Some Republicans say Mr. Biden has ceded the high ground to Mr. Putin after deciding to waive economic sanctions on the leading company behind the project, which critics say will give Moscow vast power over the energy supplies of Europe and bypass allies Ukraine and Poland as vital transshipment routes for Russian energy to Western markets.
Sen. Ben Sasse, Nebraska Republican, said the Nord Stream issue looms large over the meeting next month. He also said the White House should also have reconsidered the sit-down because of Russia’s continued support for Belarus President Alexander Lukashenko, who earlier this week sparked international outrage by pulling a prominent Belarusian journalist off of a diverted commercial airline flight and imprisoning him.
“Putin imprisoned Alexei Navalny and his puppet Lukashenko hijacked a plane to get Roman Protasevich. Instead of treating Putin like a gangster who fears his own people, we’re giving him his treasured Nord Stream 2 pipeline and legitimizing his actions with a summit. This is weak,” Mr. Sasse said.
Mr. Biden moved quickly on one issue important to Russia that Mr. Trump resisted, quickly agreeing to a five-year, unconditional extension of the 2011 New START agreement, the last major arms control pact between the world’s two biggest nuclear powers, just weeks into his administration. Marshall Billingslea, President Trump’s top arms negotiator, said at the time that the U.S.. offer “squandered the most significant leverage we have over Russia.”
On Nord Stream, Mr. Biden said this week that imposing sanctions now would be “counterproductive” since the pipeline is nearly completed and ally Germany strongly backs the project, though he reiterated his longstanding opposition to the pipeline.
U.S.-Russia analysts, however, say that the decision to forgo sanctions should shatter the notion that Mr. Biden is projecting a newfound toughness toward the Kremlin.
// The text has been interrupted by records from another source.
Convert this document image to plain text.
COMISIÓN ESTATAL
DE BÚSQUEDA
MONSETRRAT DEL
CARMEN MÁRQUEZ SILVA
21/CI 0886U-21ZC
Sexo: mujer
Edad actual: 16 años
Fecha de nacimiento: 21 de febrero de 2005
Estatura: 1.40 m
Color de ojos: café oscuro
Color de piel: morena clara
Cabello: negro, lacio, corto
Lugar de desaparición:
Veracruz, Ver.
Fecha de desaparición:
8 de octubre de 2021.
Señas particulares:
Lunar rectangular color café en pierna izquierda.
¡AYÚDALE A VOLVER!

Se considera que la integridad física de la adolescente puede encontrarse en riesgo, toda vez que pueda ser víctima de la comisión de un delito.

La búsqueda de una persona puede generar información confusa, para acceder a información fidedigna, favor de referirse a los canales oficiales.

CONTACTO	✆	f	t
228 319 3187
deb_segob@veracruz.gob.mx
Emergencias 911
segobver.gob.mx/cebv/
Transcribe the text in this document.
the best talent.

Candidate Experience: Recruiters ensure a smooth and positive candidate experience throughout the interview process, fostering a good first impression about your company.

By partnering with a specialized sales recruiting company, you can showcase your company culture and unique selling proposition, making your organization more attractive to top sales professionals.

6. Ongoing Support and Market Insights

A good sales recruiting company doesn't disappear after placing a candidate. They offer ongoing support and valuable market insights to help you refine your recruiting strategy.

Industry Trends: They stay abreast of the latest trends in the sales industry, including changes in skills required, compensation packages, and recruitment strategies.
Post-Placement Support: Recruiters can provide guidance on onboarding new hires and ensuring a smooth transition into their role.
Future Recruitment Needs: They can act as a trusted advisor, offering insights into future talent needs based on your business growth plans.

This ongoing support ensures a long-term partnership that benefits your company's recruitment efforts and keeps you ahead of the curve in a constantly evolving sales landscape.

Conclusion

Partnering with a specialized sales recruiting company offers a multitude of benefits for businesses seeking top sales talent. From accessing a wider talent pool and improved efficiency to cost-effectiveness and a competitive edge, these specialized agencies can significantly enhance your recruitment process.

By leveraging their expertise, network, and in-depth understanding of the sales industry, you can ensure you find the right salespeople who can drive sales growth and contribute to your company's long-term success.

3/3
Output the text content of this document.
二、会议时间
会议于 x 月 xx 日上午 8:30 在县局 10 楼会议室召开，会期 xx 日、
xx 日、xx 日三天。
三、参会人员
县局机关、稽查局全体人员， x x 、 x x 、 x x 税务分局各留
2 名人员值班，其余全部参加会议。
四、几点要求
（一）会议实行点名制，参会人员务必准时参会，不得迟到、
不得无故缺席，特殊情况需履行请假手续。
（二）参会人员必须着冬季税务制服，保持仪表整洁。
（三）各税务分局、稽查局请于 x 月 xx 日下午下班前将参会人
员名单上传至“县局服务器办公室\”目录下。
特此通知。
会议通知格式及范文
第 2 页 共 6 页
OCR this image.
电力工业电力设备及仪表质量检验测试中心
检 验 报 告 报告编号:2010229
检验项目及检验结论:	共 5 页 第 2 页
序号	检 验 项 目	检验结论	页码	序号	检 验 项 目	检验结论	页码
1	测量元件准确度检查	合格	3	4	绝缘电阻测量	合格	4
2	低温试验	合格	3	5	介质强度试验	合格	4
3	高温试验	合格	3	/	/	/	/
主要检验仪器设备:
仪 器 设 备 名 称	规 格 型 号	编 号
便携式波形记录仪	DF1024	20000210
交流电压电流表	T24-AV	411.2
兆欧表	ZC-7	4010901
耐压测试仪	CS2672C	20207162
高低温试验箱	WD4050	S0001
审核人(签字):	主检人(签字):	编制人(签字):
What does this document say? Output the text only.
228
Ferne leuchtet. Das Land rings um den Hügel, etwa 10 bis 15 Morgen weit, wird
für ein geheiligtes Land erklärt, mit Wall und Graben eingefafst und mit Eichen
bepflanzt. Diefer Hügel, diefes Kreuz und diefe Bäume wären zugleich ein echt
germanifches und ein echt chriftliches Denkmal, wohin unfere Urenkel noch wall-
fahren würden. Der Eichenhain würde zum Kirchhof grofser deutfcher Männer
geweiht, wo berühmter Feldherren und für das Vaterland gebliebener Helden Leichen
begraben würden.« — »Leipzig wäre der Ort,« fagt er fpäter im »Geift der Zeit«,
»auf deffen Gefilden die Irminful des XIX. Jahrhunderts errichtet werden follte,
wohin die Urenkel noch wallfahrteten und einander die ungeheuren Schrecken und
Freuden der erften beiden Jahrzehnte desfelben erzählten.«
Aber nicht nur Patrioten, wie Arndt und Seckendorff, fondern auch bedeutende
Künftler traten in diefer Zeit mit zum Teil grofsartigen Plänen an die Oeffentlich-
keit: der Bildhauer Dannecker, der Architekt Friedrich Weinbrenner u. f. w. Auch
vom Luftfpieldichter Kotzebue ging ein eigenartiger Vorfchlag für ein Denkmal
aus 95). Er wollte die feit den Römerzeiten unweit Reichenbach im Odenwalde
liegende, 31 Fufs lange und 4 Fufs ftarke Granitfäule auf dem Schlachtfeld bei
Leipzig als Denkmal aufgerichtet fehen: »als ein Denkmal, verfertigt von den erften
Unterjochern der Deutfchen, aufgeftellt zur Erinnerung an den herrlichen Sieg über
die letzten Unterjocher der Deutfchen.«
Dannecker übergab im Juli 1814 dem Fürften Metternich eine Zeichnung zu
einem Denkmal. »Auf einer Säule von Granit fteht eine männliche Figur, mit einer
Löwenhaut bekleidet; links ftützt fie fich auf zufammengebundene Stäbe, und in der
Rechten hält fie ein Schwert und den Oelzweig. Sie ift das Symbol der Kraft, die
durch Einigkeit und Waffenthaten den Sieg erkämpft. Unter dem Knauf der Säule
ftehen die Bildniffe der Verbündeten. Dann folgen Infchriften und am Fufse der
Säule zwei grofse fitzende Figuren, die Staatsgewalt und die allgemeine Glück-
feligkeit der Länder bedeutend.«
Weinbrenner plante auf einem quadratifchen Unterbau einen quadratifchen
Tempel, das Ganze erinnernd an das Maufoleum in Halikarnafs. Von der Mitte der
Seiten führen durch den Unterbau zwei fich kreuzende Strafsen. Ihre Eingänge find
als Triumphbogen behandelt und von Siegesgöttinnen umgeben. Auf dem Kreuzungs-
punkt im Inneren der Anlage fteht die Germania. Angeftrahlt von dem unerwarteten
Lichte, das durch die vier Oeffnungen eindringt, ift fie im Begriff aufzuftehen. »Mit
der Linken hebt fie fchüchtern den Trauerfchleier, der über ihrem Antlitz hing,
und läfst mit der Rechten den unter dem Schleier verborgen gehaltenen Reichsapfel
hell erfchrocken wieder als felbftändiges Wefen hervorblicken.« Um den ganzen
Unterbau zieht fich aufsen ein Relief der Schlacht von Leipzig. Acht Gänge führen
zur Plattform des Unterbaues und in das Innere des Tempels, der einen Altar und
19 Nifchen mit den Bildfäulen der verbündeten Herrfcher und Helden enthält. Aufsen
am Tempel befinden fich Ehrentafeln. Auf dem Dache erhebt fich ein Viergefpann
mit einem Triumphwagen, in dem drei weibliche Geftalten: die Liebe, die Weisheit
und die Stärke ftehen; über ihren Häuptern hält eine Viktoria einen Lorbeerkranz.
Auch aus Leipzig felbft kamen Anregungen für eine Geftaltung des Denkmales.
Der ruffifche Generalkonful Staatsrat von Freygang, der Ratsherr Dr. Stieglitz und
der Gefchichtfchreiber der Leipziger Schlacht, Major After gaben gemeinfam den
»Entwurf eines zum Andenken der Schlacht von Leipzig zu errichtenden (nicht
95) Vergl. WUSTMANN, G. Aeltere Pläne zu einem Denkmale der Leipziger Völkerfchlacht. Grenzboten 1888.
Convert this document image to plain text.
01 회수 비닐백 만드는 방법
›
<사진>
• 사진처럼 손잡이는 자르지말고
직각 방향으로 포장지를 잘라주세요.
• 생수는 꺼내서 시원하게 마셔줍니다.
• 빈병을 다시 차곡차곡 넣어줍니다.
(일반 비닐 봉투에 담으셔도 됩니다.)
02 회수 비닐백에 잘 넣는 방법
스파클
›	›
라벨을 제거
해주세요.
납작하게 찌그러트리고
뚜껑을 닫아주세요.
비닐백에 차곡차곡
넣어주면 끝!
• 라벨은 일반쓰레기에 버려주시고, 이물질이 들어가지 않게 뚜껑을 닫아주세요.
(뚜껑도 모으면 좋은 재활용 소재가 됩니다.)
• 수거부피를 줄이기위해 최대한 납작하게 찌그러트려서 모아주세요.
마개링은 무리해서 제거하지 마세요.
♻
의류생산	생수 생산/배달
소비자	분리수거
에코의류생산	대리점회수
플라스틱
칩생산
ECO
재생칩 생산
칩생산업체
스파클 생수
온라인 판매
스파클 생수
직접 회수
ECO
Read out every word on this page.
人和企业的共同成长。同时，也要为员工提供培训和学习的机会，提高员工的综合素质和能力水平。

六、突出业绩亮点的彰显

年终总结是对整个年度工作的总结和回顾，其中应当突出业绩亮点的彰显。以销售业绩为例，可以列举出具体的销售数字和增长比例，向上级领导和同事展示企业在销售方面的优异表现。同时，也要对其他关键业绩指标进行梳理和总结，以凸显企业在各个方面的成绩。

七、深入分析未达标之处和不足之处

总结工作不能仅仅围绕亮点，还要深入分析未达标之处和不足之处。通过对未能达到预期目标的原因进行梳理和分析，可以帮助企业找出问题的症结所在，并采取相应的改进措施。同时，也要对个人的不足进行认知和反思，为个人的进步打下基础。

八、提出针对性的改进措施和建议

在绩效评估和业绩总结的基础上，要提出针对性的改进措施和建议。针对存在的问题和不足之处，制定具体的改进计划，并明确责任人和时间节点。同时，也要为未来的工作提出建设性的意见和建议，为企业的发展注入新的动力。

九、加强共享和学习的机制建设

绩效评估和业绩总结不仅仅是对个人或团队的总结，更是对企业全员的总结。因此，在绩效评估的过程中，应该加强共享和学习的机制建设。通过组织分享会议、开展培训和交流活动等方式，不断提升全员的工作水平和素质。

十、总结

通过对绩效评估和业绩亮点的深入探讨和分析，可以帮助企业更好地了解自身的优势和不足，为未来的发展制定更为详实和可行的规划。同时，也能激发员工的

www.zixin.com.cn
“From what I’ve seen, so far there has basically been a continuation of the Trump administration’s policies toward Russia … where there are noticeable differences are on Nord Stream 2,” Mr. Coffey said.”Trump hammered this issue big time. … Of course, Biden has essentially folded on Nord Stream 2.”
On economic sanctions more broadly, however, there are similarities between the administrations.
The Trump administration imposed dozens of sanctions on Russian officials and businesses in response to cyberattacks and other issues. The use of targeted sanctions against Russia became commonplace during the Obama administration and gained steam during Mr. Trump’s tenure.
For cyber-related offenses alone, the U.S. has imposed 141 economic sanctions on Russia over the past decade, according to figures compiled by the Center for a New American Security.
The Biden administration has continued that trend.
The Treasury Department in April announced a host of new sanctions on Russian individuals and businesses in response to the massive SolarWinds hack of the U.S. government and private industry computer networks. Some Democrats argue that those penalties are better targeted and will be more effective than the steps taken under Mr. Trump, though it remains to be seen whether they will slow cyberattacks by Russian operatives or Russia-linked cybergangs.
But analysts say it’s already clear that U.S. efforts — particularly economic sanctions and the sale of Javelin missiles and other weapons to Ukraine — under the past three presidents have impacted Mr. Putin’s decision-making. Without those moves, they say, Mr. Putin may have moved beyond Crimea and possibly mounted a full-scale invasion of Ukraine.
“I think it dissuaded Russia from going further and being more belligerent,” said Mr. Jensen, the U.S. Institute of Peace analyst.